The Trust, which has 4.2 million members and a number of properties in North Yorkshire, including Beningbrough Hall and Nunnington Hall, pledged to spend £1 billion in the next ten years on the conservation of its houses, gardens and countryside, with £300 million going to clear the backlog of repairs to buildings.

The countryside has been damaged by unsustainable land management over the last 70 years, with farming too often putting short-term food production ahead of the long-term health of the natural environment, the Trust claims.

Wildlife has disappeared from fields and hedgerows, over-worked soils have been washed out to sea and habitats destroyed - and the degraded landscapes are now threatened by climate change, it says.

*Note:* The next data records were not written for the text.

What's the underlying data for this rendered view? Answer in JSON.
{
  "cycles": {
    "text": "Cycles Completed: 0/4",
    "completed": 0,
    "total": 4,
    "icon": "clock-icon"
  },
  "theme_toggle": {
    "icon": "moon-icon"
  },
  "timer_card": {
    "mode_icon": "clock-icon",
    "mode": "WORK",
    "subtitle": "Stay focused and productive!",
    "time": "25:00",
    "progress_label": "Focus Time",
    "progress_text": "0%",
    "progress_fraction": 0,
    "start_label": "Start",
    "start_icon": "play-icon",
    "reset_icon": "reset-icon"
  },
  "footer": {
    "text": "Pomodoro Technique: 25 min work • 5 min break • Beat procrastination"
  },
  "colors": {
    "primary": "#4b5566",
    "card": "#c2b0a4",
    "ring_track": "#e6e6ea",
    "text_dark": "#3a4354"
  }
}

The trust’s own places are at risk from a changing climate, its properties facing harm from extreme weather with everything from brickwork to guttering liable to be affected, while collections could be harder to preserve in the face of more humid, warm winters.

Gardens and woodlands are under threat from drought, storms and new pests and diseases and the coast faces erosion, it said.

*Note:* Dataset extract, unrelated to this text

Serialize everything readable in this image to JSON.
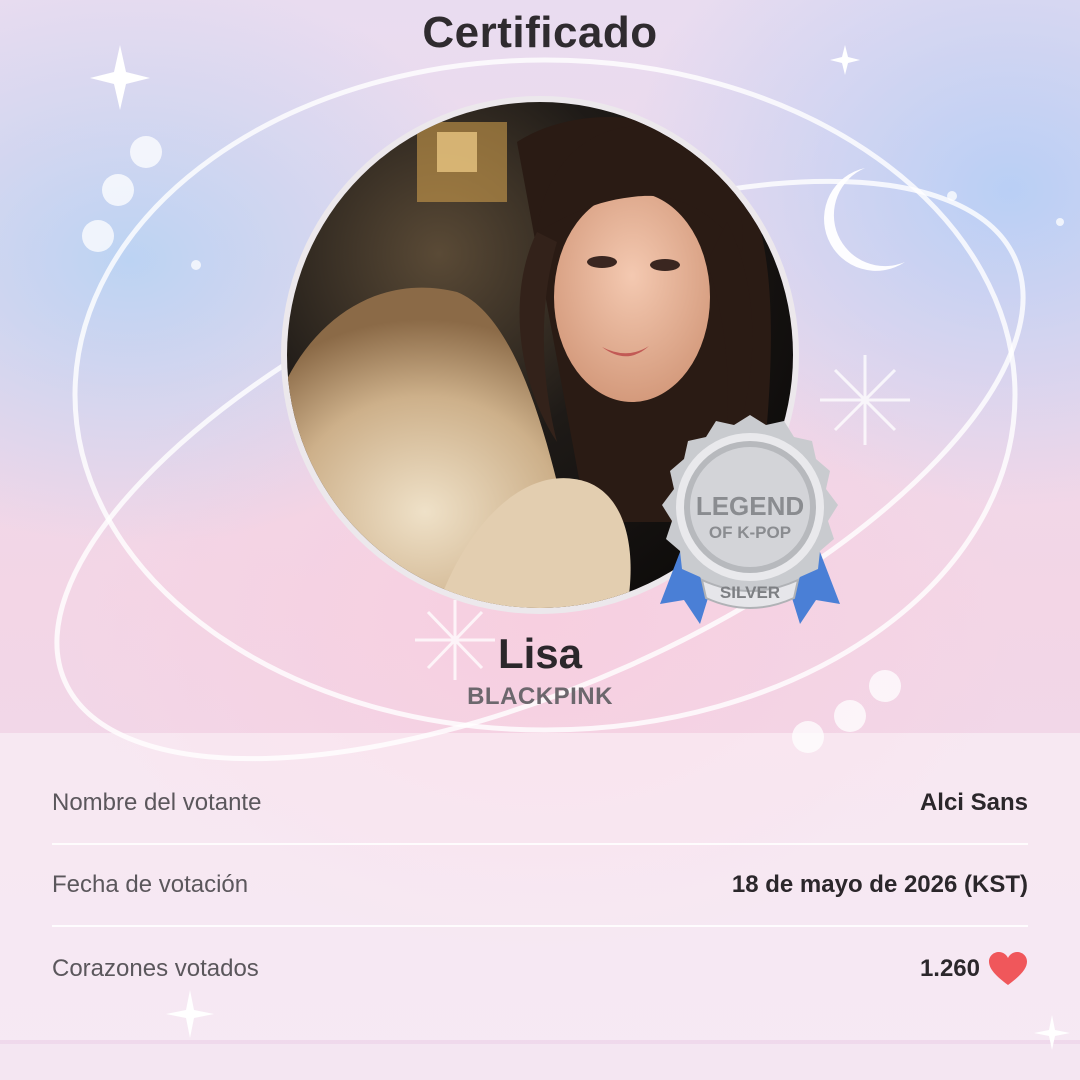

The ten-year strategy aims to find new ways of managing land on a large scale to boost wildlife, and to adapt to a changing climate, as well as tackling the Trust’s own emissions by cutting energy use by 20 per cent by 2020 and sourcing half of its energy from renewables on its land.

The charity has pledged to work with its tenant farmers to improve all its land to a good condition, and with other organisations to protect the country’s most important landscapes, link up habitats and encourage wildlife.

It will also see changes in the way the most visited houses are presented, with new exhibitions and events - such as transforming the Edwardian interiors of Dunham Massey, in Cheshire, to tell the story of its time as a First World War hospital.

Most properties will be moving towards being open for 364 days a year so people can make the most of their membership and the charity will look at ways it can help safeguard public green spaces.